Sonra da yenik ancak gururlu bir biçimde uzaklaştım o iki tekerlekli, önünde
küçük bir sepeti olan pembe kabusumdan.
Kara yolculuklarında (yine
tren hariç...trenlere hayranım – vagonda yaşarım) çok sıkılıyorum. Molalardan
da haz etmiyorum, çünkü “yolu uzatmak” fikrinden haz etmiyorum. Ayrıca da türlü nedenden ötürü endişeleniyorum molalarda. Seyir halindeki bir aracın içinde sıkılmamak adına
gerçekleştirebileceğim çoğu eylem ise sonunda midemin bulanmaya başlamasına sebep
oluyor...fenalardayım ben yolda.
İşin aslı, yeni bir şey değil bu. Hatırladım hatırlayalı yol
tutar beni. Kalabalık otobüslerde
Kızılay’dan eve dönerkenki gibi kısacık bir mesafede de, koca arabada geniş
geniş dört kişi Ankara’dan güney sahillerine inerken o korkuç uzun yollarda da
aynı şey. İki istisna hariç; biri 12 saati aşkın sürmüş olan bir Ankara’dan
Çanakkale’ye gidiş (Ayrıntılara girmeyeceğim, ama Hande ve Deniz’in düğününe
direksiyonda Ebru, yanında ben, arkada ise Didem ve halam olacak şekilde dört
kişi yer yer gülerek & söyleyerek, yer yer soğuk terler dökerek &
bildiğiniz korkarak gitmiştik), bir de İstanbul – Ankara arası yolculuklar...
Dün Didem’le Ankara’dan İstanbul’a doğru yola çıktığımızdaki
beklentilerim ile, sonuçta gerçekleşenler arasındaki fark oldukça şaşırtıcıydı.

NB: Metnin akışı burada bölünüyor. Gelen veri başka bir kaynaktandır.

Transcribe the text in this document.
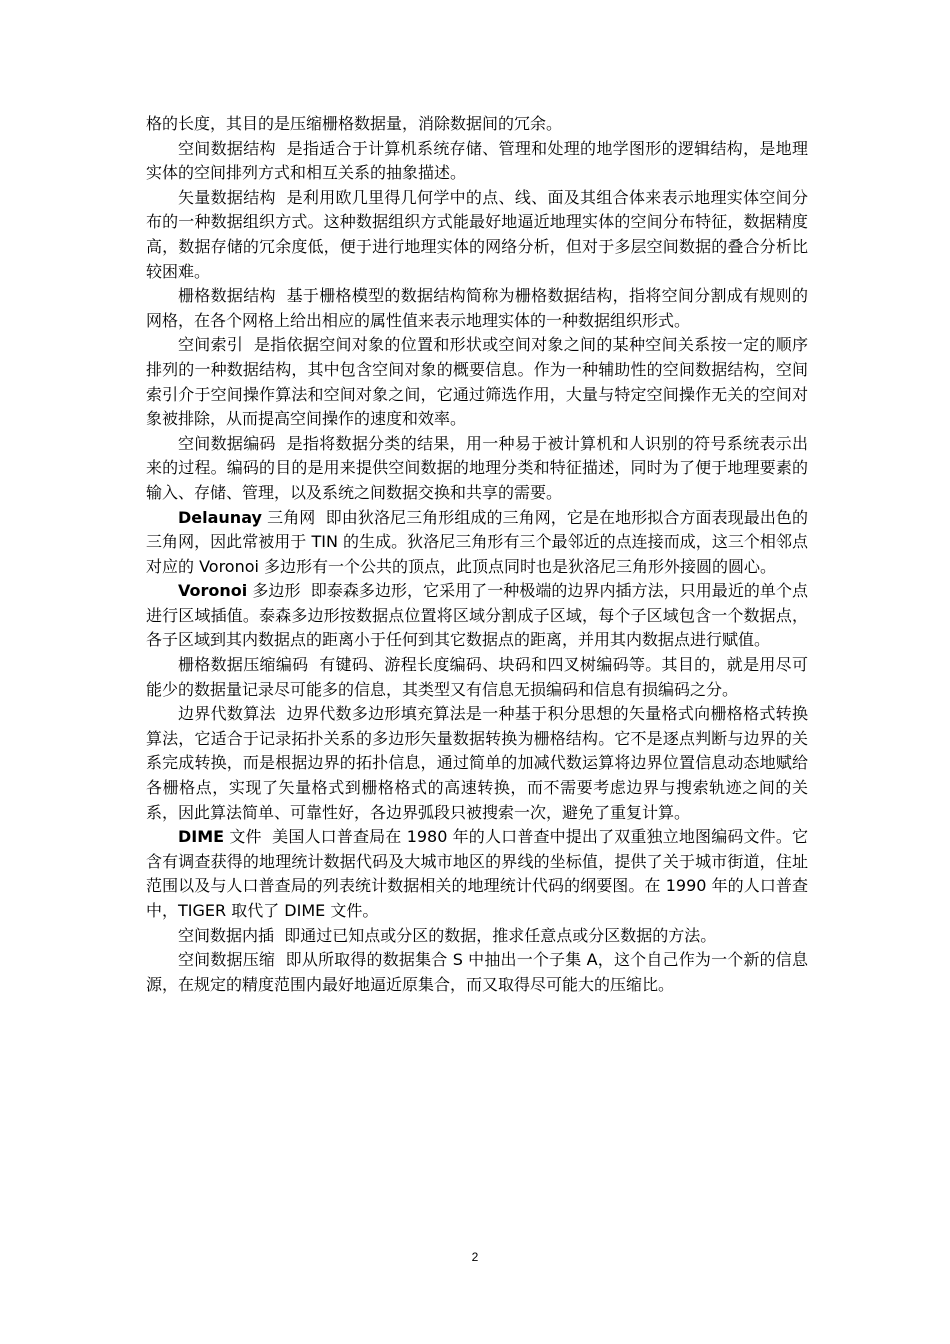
格的长度，其目的是压缩栅格数据量，消除数据间的冗余。

空间数据结构 是指适合于计算机系统存储、管理和处理的地学图形的逻辑结构，是地理实体的空间排列方式和相互关系的抽象描述。

矢量数据结构 是利用欧几里得几何学中的点、线、面及其组合体来表示地理实体空间分布的一种数据组织方式。这种数据组织方式能最好地逼近地理实体的空间分布特征，数据精度高，数据存储的冗余度低，便于进行地理实体的网络分析，但对于多层空间数据的叠合分析比较困难。

栅格数据结构 基于栅格模型的数据结构简称为栅格数据结构，指将空间分割成有规则的网格，在各个网格上给出相应的属性值来表示地理实体的一种数据组织形式。

空间索引 是指依据空间对象的位置和形状或空间对象之间的某种空间关系按一定的顺序排列的一种数据结构，其中包含空间对象的概要信息。作为一种辅助性的空间数据结构，空间索引介于空间操作算法和空间对象之间，它通过筛选作用，大量与特定空间操作无关的空间对象被排除，从而提高空间操作的速度和效率。

空间数据编码 是指将数据分类的结果，用一种易于被计算机和人识别的符号系统表示出来的过程。编码的目的是用来提供空间数据的地理分类和特征描述，同时为了便于地理要素的输入、存储、管理，以及系统之间数据交换和共享的需要。

Delaunay 三角网 即由狄洛尼三角形组成的三角网，它是在地形拟合方面表现最出色的三角网，因此常被用于 TIN 的生成。狄洛尼三角形有三个最邻近的点连接而成，这三个相邻点对应的 Voronoi 多边形有一个公共的顶点，此顶点同时也是狄洛尼三角形外接圆的圆心。

Voronoi 多边形 即泰森多边形，它采用了一种极端的边界内插方法，只用最近的单个点进行区域插值。泰森多边形按数据点位置将区域分割成子区域，每个子区域包含一个数据点，各子区域到其内数据点的距离小于任何到其它数据点的距离，并用其内数据点进行赋值。

栅格数据压缩编码 有键码、游程长度编码、块码和四叉树编码等。其目的，就是用尽可能少的数据量记录尽可能多的信息，其类型又有信息无损编码和信息有损编码之分。

边界代数算法 边界代数多边形填充算法是一种基于积分思想的矢量格式向栅格格式转换算法，它适合于记录拓扑关系的多边形矢量数据转换为栅格结构。它不是逐点判断与边界的关系完成转换，而是根据边界的拓扑信息，通过简单的加减代数运算将边界位置信息动态地赋给各栅格点，实现了矢量格式到栅格格式的高速转换，而不需要考虑边界与搜索轨迹之间的关系，因此算法简单、可靠性好，各边界弧段只被搜索一次，避免了重复计算。

DIME 文件 美国人口普查局在 1980 年的人口普查中提出了双重独立地图编码文件。它含有调查获得的地理统计数据代码及大城市地区的界线的坐标值，提供了关于城市街道，住址范围以及与人口普查局的列表统计数据相关的地理统计代码的纲要图。在 1990 年的人口普查中，TIGER 取代了 DIME 文件。

空间数据内插 即通过已知点或分区的数据，推求任意点或分区数据的方法。

空间数据压缩 即从所取得的数据集合 S 中抽出一个子集 A，这个自己作为一个新的信息源，在规定的精度范围内最好地逼近原集合，而又取得尽可能大的压缩比。

2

Biraz yer, biraz içer, belki biraz sohbet eder, sonra da film izleyerek veya
müzik dinleyerek uyuya kalırız diye düşünüyorum. Didem meğer uyumazmış
şehirlerarası otobüste (bunu bilmiyordum; bunca yıl sonra hala gizemli
yanlarımız olması bence çok hoş bir ayrıntı bu arada.) ve ne filmler, ne de
müzik pek de sarmadı onu – sıkıldı. Yolun yarısından sonra, “ergen embesiller”e
bağladık. Kikirdemekten, sağa sola meyvesuyu, vodka, hatta bir seferinde
nerdeyse kahve dökmeye, otobüsteki tanımadığımız insanlara dair yerli yersiz yorumlar
yaparak eğlenmeye kadar her türlü utanç verici eylemi gerçekleştirdik...İstanbul’a varıp, Derya’lara
geldiğimizde, ben resmen yol yorgunuydum. Ama “yol yorgunu” değildim. Şükür Derya genel olarak hayat yorgunuydu, picamalarını falan giymişti, biz de evde oturabildik. Sonra Ebru da geldi - gecenin 02:45'inde ne akla hizmet iki pizza isteyip, üç küsurda da onları yedik... Bir yandan içime oturdu, haftalardır o kadar dikkatliyim ki yediklerim konusunda ve o kadar ciddi spora gidiyorum ki - ve ama bir yandan da o kadar umrumda bile değil, hatta "oh canıma minnet!" ki; biliyorum, burda diyet miyet yalan olacak.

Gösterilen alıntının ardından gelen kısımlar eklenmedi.